Ils se rangent derrière les factions du secteur du renseignement américain qui considèrent la Russie comme l’obstacle dont il faut se débarrasser en priorité pour l’instauration de la domination américaine au Moyen-Orient, ce qui est considéré comme crucial pour imposer l’hégémonie américaine sur tout le continent eurasien. La tâche qui leur est assignée est de fournir une justification « de gauche » à la guerre impérialiste américaine et de cultiver une base sociale favorable à la guerre au sein de sections de la classe moyenne supérieure dont les opinions politiques sont dominées par des considérations d’origines ethniques, de genre et d’orientation sexuelle.

Maintenant, cependant, à la suite du meurtre de Khashoggi, des signes indiquent que le vent tourne pour le prince héritier. Avec la guerre au Yémen dans l’impasse et le régime saoudien face à une crise sociale et économique croissante – le Wall Street Journal a mis en garde la semaine dernière au sujet de la « frénésie de la dette » de MBS – l’inquiétude grandissante, qui est suscitée par l’imprudence et l’impétuosité de ce prince de 33 ans, et le manque de contrôle sur ses actions démontré par l’Administration Trump.

John Brennan a dirigé la CIA sous Obama lorsque les États-Unis ont donné leur bénédiction à l’assaut contre le Yémen mené par l’Arabie saoudite. Il a également été à la tête du programme d’assassinats par drones d’Obama, qui a tué des centaines de Yéménites. Mais le 12 octobre, Brennan a publié une chronique dans le Washington Post dénonçant « l’inhumanité » du prince héritier. Il a conclu en réclamant des sanctions américaines contre tous les Saoudiens impliqués dans l’assassinat, un gel des ventes d’armes de l’armée américaine aux Saoudiens, la suspension de toute coopération « de routine » en matière de renseignement et une résolution du Conseil de sécurité des Nations unies parrainée par les États-Unis condamnant le meurtre.

Bloomberg a publié le 17 octobre un commentaire qui concluait par la citation d’un ami de longue date de Khashoggi et conseiller du président turc Erdogan, qui a déclaré : « Jamal a peut-être été considéré comme le pivot d’un remplaçant au pouvoir actuel envisageable. »

Le 18 octobre, Foreign Affairs publiait un article de Daniel Benjamin, nommé en 2009 par la secrétaire d’État Hillary Clinton au poste de coordinateur de la lutte antiterroriste au département d’État américain, affirmant que le meurtre de Khashoggi « témoignait d’une témérité qui allait à l’encontre des intérêts américains ».

Il est clair que des factions au sein de l’appareil de renseignement américain se préoccupent de plus en plus du règne du prince héritier actuel et promouvaient Khashoggi dans le but de le contenir ou éventuellement de le remplacer.
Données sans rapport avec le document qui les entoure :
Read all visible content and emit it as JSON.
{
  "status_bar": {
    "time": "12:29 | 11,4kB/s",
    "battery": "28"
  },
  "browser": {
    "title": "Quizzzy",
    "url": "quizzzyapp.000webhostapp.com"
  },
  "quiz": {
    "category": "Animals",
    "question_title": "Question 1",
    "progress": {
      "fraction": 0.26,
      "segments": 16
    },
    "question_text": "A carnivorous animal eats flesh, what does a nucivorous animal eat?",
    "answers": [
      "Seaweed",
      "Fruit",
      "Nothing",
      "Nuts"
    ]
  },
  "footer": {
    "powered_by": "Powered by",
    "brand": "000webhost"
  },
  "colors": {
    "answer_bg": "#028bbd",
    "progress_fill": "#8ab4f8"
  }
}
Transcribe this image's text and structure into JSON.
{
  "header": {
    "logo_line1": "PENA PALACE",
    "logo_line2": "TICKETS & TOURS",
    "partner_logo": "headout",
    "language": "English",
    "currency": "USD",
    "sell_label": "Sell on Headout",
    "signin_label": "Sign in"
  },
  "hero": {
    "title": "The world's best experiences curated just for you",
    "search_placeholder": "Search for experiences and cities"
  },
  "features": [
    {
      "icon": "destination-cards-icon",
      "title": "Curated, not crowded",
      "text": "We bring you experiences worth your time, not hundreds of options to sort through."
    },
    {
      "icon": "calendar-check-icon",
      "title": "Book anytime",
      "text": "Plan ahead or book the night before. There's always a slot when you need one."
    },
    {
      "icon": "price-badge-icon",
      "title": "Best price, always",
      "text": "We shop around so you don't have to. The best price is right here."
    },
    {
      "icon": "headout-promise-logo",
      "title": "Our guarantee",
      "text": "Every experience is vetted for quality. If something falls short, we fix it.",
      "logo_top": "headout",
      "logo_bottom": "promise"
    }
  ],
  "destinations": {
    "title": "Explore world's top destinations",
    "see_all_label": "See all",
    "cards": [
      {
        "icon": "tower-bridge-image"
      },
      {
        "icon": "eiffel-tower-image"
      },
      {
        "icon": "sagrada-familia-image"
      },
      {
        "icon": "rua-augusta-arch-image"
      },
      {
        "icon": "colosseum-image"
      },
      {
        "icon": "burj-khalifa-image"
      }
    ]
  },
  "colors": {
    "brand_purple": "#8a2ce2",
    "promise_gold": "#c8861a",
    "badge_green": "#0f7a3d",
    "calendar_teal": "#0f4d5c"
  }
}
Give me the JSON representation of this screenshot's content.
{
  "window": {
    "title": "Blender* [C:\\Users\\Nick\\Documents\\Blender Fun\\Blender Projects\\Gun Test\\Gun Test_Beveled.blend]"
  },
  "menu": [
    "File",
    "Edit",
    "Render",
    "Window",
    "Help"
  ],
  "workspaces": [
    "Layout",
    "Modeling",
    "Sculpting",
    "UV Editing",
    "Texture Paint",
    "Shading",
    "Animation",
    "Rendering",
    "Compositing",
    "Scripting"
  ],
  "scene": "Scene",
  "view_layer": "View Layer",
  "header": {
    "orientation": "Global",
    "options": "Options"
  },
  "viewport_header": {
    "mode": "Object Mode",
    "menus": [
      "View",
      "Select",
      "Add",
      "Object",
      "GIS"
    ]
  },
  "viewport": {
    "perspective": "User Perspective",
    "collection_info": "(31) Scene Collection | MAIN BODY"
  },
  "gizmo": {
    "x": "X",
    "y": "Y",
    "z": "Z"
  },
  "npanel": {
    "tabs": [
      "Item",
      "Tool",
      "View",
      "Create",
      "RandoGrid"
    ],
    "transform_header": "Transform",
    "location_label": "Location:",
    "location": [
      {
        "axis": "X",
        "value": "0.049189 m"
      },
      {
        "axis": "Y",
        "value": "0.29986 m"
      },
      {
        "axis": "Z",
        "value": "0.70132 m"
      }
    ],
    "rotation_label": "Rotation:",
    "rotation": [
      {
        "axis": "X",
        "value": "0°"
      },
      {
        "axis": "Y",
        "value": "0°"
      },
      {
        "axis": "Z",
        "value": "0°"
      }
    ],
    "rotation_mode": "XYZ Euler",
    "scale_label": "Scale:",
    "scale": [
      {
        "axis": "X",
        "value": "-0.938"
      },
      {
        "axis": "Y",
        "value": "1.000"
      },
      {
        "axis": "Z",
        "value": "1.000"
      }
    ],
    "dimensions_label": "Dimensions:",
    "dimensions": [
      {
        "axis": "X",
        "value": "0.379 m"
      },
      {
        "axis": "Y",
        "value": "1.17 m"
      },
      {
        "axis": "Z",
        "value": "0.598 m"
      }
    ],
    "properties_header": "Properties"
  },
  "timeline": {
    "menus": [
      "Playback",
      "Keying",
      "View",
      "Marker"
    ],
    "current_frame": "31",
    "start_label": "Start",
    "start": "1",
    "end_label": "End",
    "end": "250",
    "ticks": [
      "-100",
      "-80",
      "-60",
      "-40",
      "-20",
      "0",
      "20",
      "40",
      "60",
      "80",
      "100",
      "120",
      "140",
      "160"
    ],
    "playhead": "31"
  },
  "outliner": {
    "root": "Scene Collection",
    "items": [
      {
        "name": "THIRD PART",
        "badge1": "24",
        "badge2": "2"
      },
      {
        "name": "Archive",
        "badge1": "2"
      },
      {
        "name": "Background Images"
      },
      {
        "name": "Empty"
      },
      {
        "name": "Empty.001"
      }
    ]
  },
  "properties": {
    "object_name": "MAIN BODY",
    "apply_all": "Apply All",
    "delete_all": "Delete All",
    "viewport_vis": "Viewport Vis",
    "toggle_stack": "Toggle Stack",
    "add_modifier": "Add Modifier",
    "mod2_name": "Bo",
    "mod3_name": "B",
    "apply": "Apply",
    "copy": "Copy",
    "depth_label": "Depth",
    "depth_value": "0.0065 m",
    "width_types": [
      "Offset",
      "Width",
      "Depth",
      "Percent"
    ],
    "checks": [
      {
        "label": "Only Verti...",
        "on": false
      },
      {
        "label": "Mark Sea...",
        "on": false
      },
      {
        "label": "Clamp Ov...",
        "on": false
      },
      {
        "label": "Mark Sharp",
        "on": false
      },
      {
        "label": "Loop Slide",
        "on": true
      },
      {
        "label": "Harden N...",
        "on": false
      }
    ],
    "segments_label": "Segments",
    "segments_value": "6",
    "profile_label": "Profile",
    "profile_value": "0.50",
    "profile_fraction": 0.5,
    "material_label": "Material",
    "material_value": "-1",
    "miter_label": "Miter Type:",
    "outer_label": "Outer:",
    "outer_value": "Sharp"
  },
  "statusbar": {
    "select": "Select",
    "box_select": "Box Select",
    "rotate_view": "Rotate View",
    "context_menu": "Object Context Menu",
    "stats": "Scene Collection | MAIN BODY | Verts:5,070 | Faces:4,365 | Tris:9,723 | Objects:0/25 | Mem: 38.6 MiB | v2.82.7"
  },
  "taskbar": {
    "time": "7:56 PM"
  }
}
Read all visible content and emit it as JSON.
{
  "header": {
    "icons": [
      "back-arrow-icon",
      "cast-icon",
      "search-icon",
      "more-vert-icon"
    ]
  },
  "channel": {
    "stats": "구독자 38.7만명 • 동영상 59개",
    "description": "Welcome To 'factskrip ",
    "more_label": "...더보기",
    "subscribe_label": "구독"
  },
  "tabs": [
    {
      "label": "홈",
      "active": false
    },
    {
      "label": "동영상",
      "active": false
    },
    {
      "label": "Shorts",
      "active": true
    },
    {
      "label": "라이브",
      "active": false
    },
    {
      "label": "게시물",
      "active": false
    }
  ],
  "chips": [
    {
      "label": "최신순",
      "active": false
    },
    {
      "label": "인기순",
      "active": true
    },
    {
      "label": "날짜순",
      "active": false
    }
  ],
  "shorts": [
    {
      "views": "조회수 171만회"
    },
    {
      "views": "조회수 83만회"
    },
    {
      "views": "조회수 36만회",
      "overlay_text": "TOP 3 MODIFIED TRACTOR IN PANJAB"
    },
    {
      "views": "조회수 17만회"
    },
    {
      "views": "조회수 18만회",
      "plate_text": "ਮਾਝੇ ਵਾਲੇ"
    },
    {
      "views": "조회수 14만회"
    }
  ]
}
Aucun des critiques américains du prince héritier ne suggère de manière quelconque que les crimes du régime nécessitent son reversement pour protéger leurs propres intérêts comme dans les cas de Saddam Hussein, Kadhafi et Assad. Mais ils craignent qu’un changement au sommet ne soit nécessaire pour éviter un effondrement du régime lui-même.

En découvrant soudainement la guerre au Yémen et les crimes du régime saoudien, les organisations du parti privilégié pro-impérialiste et pro-Démocrate telles que l’ISO et le DSA s’alignent derrière ces fractions au sein de la classe dirigeante et au sein de l’État avec lesquelles ils sont alliés.